Learning Paths » 5B Interacting
Analysis of The Love Song of J. Alfred Prufrock, by T.S. Eliot
The poem was written between 1910 and 1911, but published only in 1917. The title specifies two main issues of the lyric: it’s a love poem and regards a man named Prufrock. In particular the first part of the title seems to indicate a traditional theme (love) and a traditional structure (a song), but in the second part, the name “Prufrock” is far from being traditional and complicate to pronounce. “Prufrock” sounds as a name compound by “proof” and “rock”, reminding the idea of a “touchstone”: the stone used to prove the quality and purity of gold. Mr. Prufrock can be the “touchstone” of the contemporary society of Mr. Eliot.
Indeed the poem is an examination of the thoughts of the protagonist, that can be considered the prototype of a modern man. He has the main features of the modern man: he’s obscure, cultured, eloquent, neurotic and incapable to act and to conform to the society’s changes. In a word Prufrock is an anti-hero and the symbol of the paralysis. He seems to address a potential lover, but Prufrock knows too much of life to “dare” an approach to the woman: in his mind he hears the comments of others people about his inadequacies.
At the beginning of the lyric Mr. Eliot quotes a part of Dante’s Inferno (Canto XXVII, 61-66), where Dante meets Guido da Montefeltro, who asks the great poet to keep his words secret. Prufrock, as Guido, speaks freely as if he would speak just for himself, just to his conscience. The epigraph seems also to describes Eliot’s ideal listener: one who is as lost as Dante and as the speaker.
The “song” is arranged into stanzas of verses of different length. The rhyme is irregular, indeed sections of it may resemble free verse. Anyway the lyric seems carefully structured for its amalgamation of poetic forms.
One of the most noticeable formal characteristics of this work is the use of refrains, typical of traditional ballad form. In the case of this text the repetition helps Eliot to describe the consciousness of a modern, neurotic individual with his isolation. Another important formal feature is the use of fragments of sonnet form, particularly at the poem’s conclusion.
The reader can know Prufrock’s inward through a peculiar use of the stream of consciousness technique in the interior monologue form that mixes symbolic images and real views.
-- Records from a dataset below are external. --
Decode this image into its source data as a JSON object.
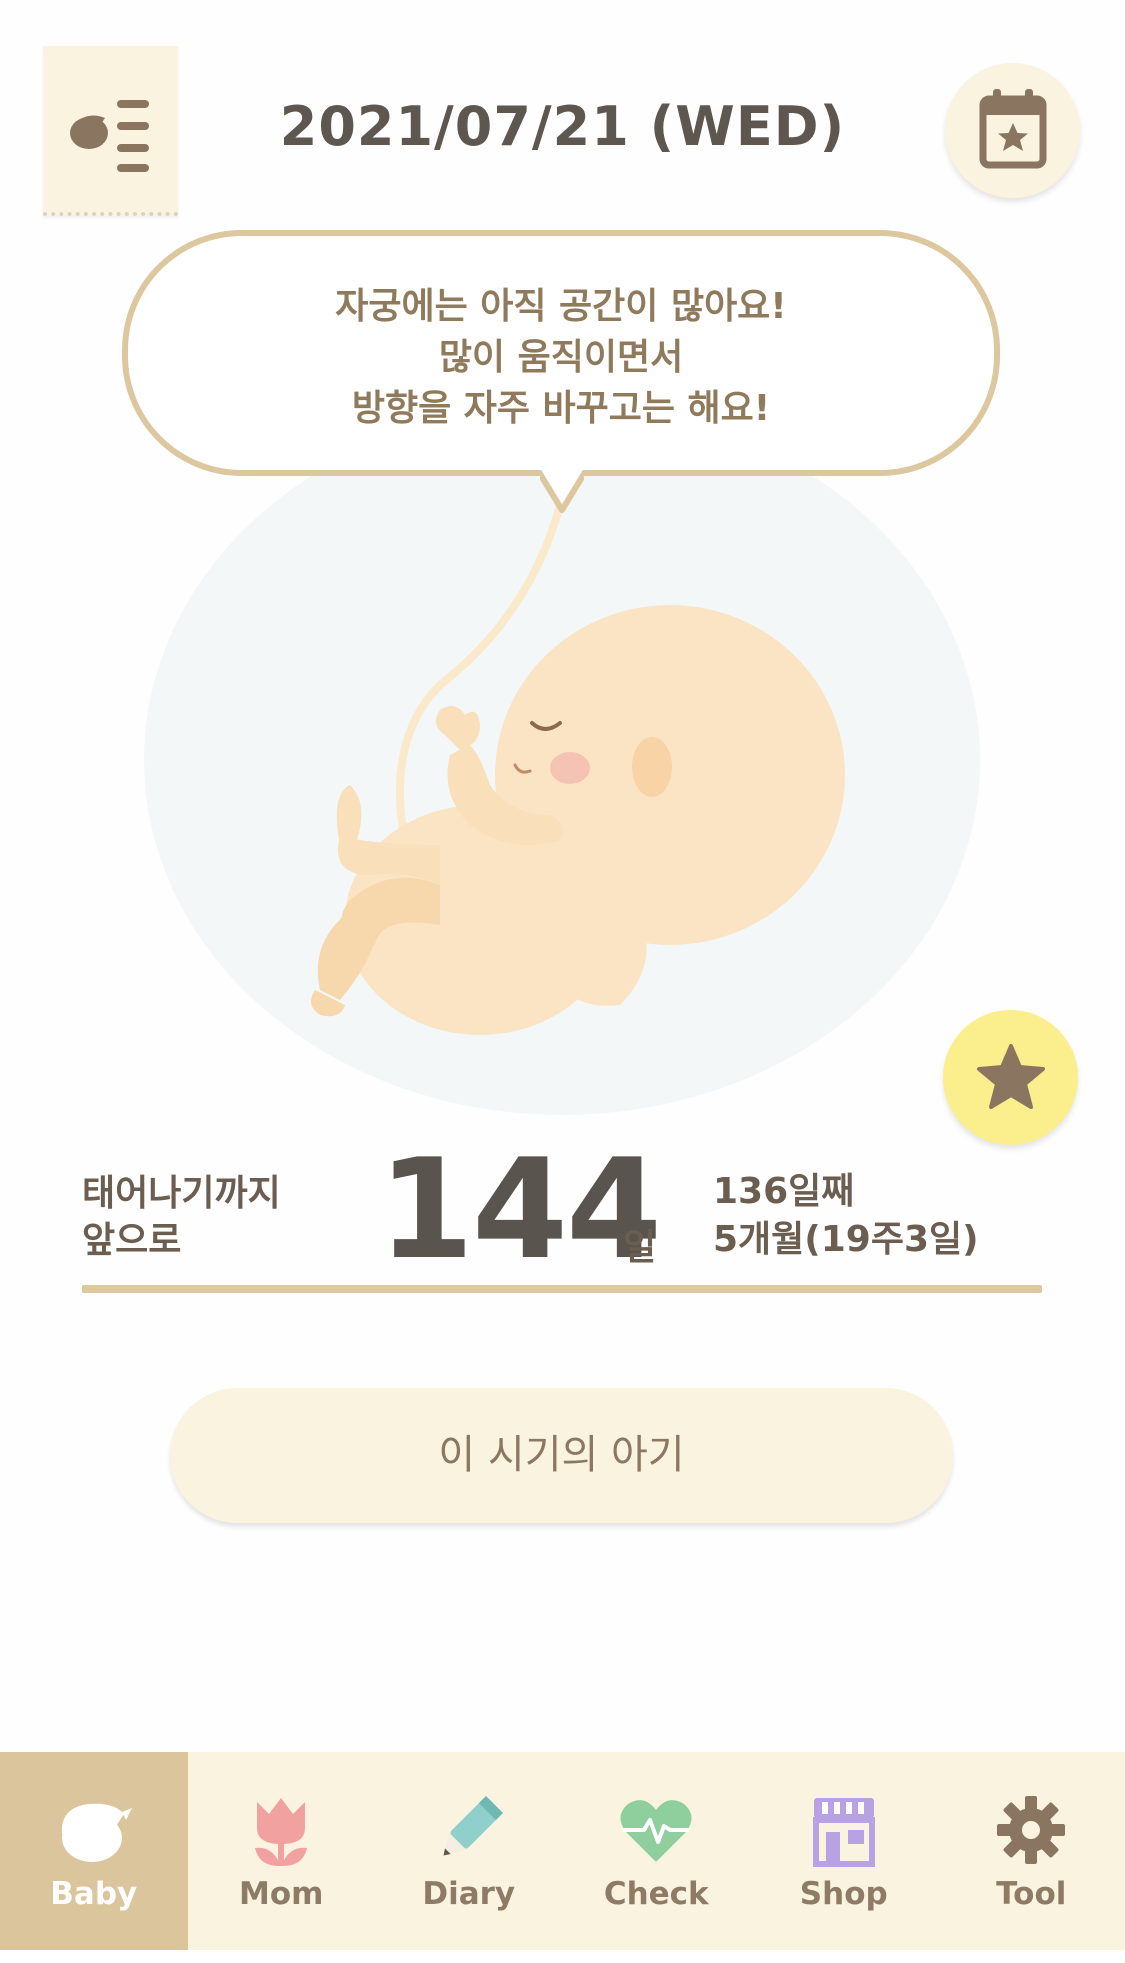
{
  "header": {
    "date": "2021/07/21 (WED)"
  },
  "bubble": {
    "lines": [
      "자궁에는 아직 공간이 많아요!",
      "많이 움직이면서",
      "방향을 자주 바꾸고는 해요!"
    ]
  },
  "countdown": {
    "label_line1": "태어나기까지",
    "label_line2": "앞으로",
    "days": "144",
    "unit": "일",
    "day_count": "136일째",
    "month_week": "5개월(19주3일)"
  },
  "period_button": {
    "label": "이 시기의 아기"
  },
  "tabs": [
    {
      "label": "Baby",
      "icon": "bird-icon",
      "active": true
    },
    {
      "label": "Mom",
      "icon": "tulip-icon",
      "active": false
    },
    {
      "label": "Diary",
      "icon": "pencil-icon",
      "active": false
    },
    {
      "label": "Check",
      "icon": "heartbeat-icon",
      "active": false
    },
    {
      "label": "Shop",
      "icon": "store-icon",
      "active": false
    },
    {
      "label": "Tool",
      "icon": "gear-icon",
      "active": false
    }
  ],
  "colors": {
    "accent": "#dcc79e",
    "cream": "#faf3df",
    "star_yellow": "#fbee8c",
    "text_brown": "#6b5d4f"
  }
}
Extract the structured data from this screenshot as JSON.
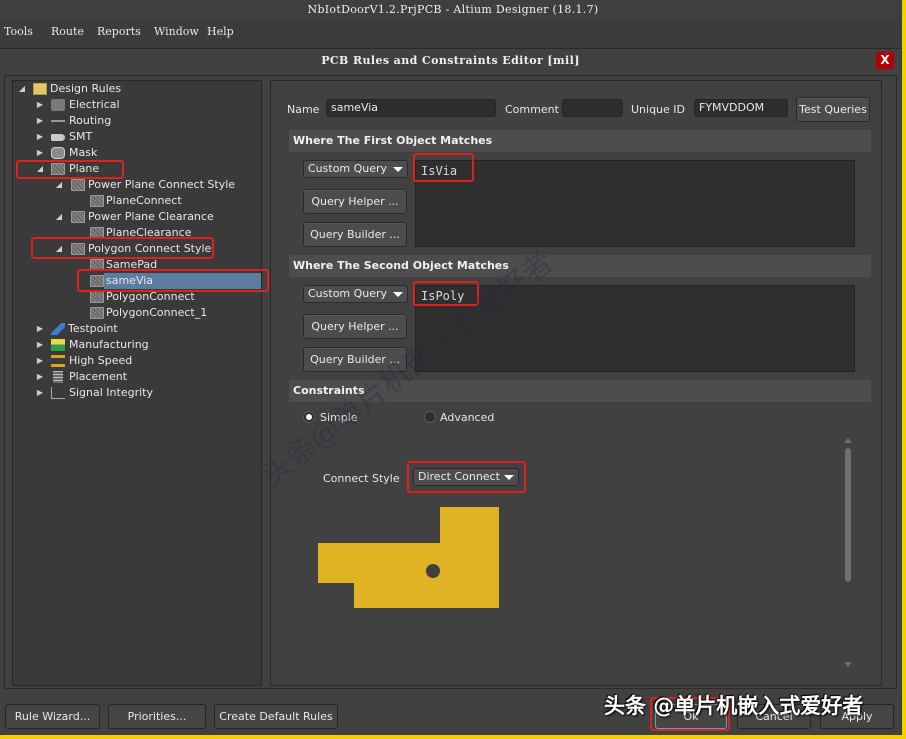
{
  "app": {
    "title": "NbIotDoorV1.2.PrjPCB - Altium Designer (18.1.7)",
    "menu": [
      {
        "label": "Tools",
        "accel": "T"
      },
      {
        "label": "Route",
        "accel": "u"
      },
      {
        "label": "Reports",
        "accel": "R"
      },
      {
        "label": "Window",
        "accel": "W"
      },
      {
        "label": "Help",
        "accel": "H"
      }
    ]
  },
  "dialog": {
    "title": "PCB Rules and Constraints Editor [mil]",
    "close_label": "X"
  },
  "tree": {
    "items": [
      {
        "label": "Design Rules",
        "level": 0,
        "expanded": true,
        "icon": "design-rules-folder-icon"
      },
      {
        "label": "Electrical",
        "level": 1,
        "expanded": false,
        "icon": "electrical-icon"
      },
      {
        "label": "Routing",
        "level": 1,
        "expanded": false,
        "icon": "routing-icon"
      },
      {
        "label": "SMT",
        "level": 1,
        "expanded": false,
        "icon": "smt-icon"
      },
      {
        "label": "Mask",
        "level": 1,
        "expanded": false,
        "icon": "mask-icon"
      },
      {
        "label": "Plane",
        "level": 1,
        "expanded": true,
        "icon": "plane-icon"
      },
      {
        "label": "Power Plane Connect Style",
        "level": 2,
        "expanded": true,
        "icon": "rule-category-icon"
      },
      {
        "label": "PlaneConnect",
        "level": 3,
        "icon": "rule-icon"
      },
      {
        "label": "Power Plane Clearance",
        "level": 2,
        "expanded": true,
        "icon": "rule-category-icon"
      },
      {
        "label": "PlaneClearance",
        "level": 3,
        "icon": "rule-icon"
      },
      {
        "label": "Polygon Connect Style",
        "level": 2,
        "expanded": true,
        "icon": "rule-category-icon"
      },
      {
        "label": "SamePad",
        "level": 3,
        "icon": "rule-icon"
      },
      {
        "label": "sameVia",
        "level": 3,
        "icon": "rule-icon",
        "selected": true
      },
      {
        "label": "PolygonConnect",
        "level": 3,
        "icon": "rule-icon"
      },
      {
        "label": "PolygonConnect_1",
        "level": 3,
        "icon": "rule-icon"
      },
      {
        "label": "Testpoint",
        "level": 1,
        "expanded": false,
        "icon": "testpoint-icon"
      },
      {
        "label": "Manufacturing",
        "level": 1,
        "expanded": false,
        "icon": "manufacturing-icon"
      },
      {
        "label": "High Speed",
        "level": 1,
        "expanded": false,
        "icon": "high-speed-icon"
      },
      {
        "label": "Placement",
        "level": 1,
        "expanded": false,
        "icon": "placement-icon"
      },
      {
        "label": "Signal Integrity",
        "level": 1,
        "expanded": false,
        "icon": "signal-integrity-icon"
      }
    ]
  },
  "rule": {
    "name_label": "Name",
    "name_value": "sameVia",
    "comment_label": "Comment",
    "comment_value": "",
    "uid_label": "Unique ID",
    "uid_value": "FYMVDDOM",
    "test_queries_label": "Test Queries",
    "first": {
      "header": "Where The First Object Matches",
      "query_type": "Custom Query",
      "query_helper_label": "Query Helper ...",
      "query_builder_label": "Query Builder ...",
      "query_text": "IsVia"
    },
    "second": {
      "header": "Where The Second Object Matches",
      "query_type": "Custom Query",
      "query_helper_label": "Query Helper ...",
      "query_builder_label": "Query Builder ...",
      "query_text": "IsPoly"
    },
    "constraints": {
      "header": "Constraints",
      "mode_simple": "Simple",
      "mode_advanced": "Advanced",
      "selected_mode": "Simple",
      "connect_style_label": "Connect Style",
      "connect_style_value": "Direct Connect",
      "preview_color": "#e0b325"
    }
  },
  "footer": {
    "rule_wizard": "Rule Wizard...",
    "priorities": "Priorities...",
    "create_default_rules": "Create Default Rules",
    "ok": "Ok",
    "cancel": "Cancel",
    "apply": "Apply"
  },
  "watermark": {
    "diagonal": "头条@单片机嵌入式爱好者",
    "corner": "头条 @单片机嵌入式爱好者"
  },
  "colors": {
    "highlight_box": "#e02020",
    "selection": "#5b7ba0",
    "close_button": "#b30000",
    "window_frame_accent": "#f5d000"
  }
}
The transition between the different thoughts are psychological rather than logical; for this reason free verse fits better.
The starting verse “Let us go then, you and I” of the first stanza is the beginning of the meaning’s search, the “quest” of modernist exponents. It’s a sort of invitation that the poet makes to his readers. The “quest” is through “half deserted streets”, “muttering retreats”, “cheap hotels” (real and urban places) but also in “tedious argument” and “overwhelming question” (unreal locations, places of the mind and unconscious). The poem has indeed different settings: a series of concrete physical locations (a cityscape and several interior) and many vague images conveying Prufrock’s emotional distance from the world.
It follows a refrain who repeats the rituality of contemporaneity and its vulgarity: women discuss above one of the greater artist “coming and going”. Noticeable is the reference to Michelangelo, the artist of vitality and beauty in opposition to immobility of Prufrock.
The following stanzas are also marked by the use of repetition (“there will be time”, “Do I dare?”) which strengths the idea of inability of the protagonist who endlessly delays what he should do immediately. Prufrock thinks “there will be time” but the time is quickened, and he’s getting old (“with a bald spot in the middle of my hair”).
A list of Alfred’s experiences of life is arranged in the following stanzas (“Have known the evenings, mornings, afternoons”, “And I have known the eyes already, known them all), underlying his firm and wide knowledge of women of his time.
Prufrock has measured his life with coffee spoons, as if had tried to organize his time and life through again the repetitive action of the tea.
But he also wasted his time in taking part to mundane life and to the stupid rituality of the upper class described in these stanzas.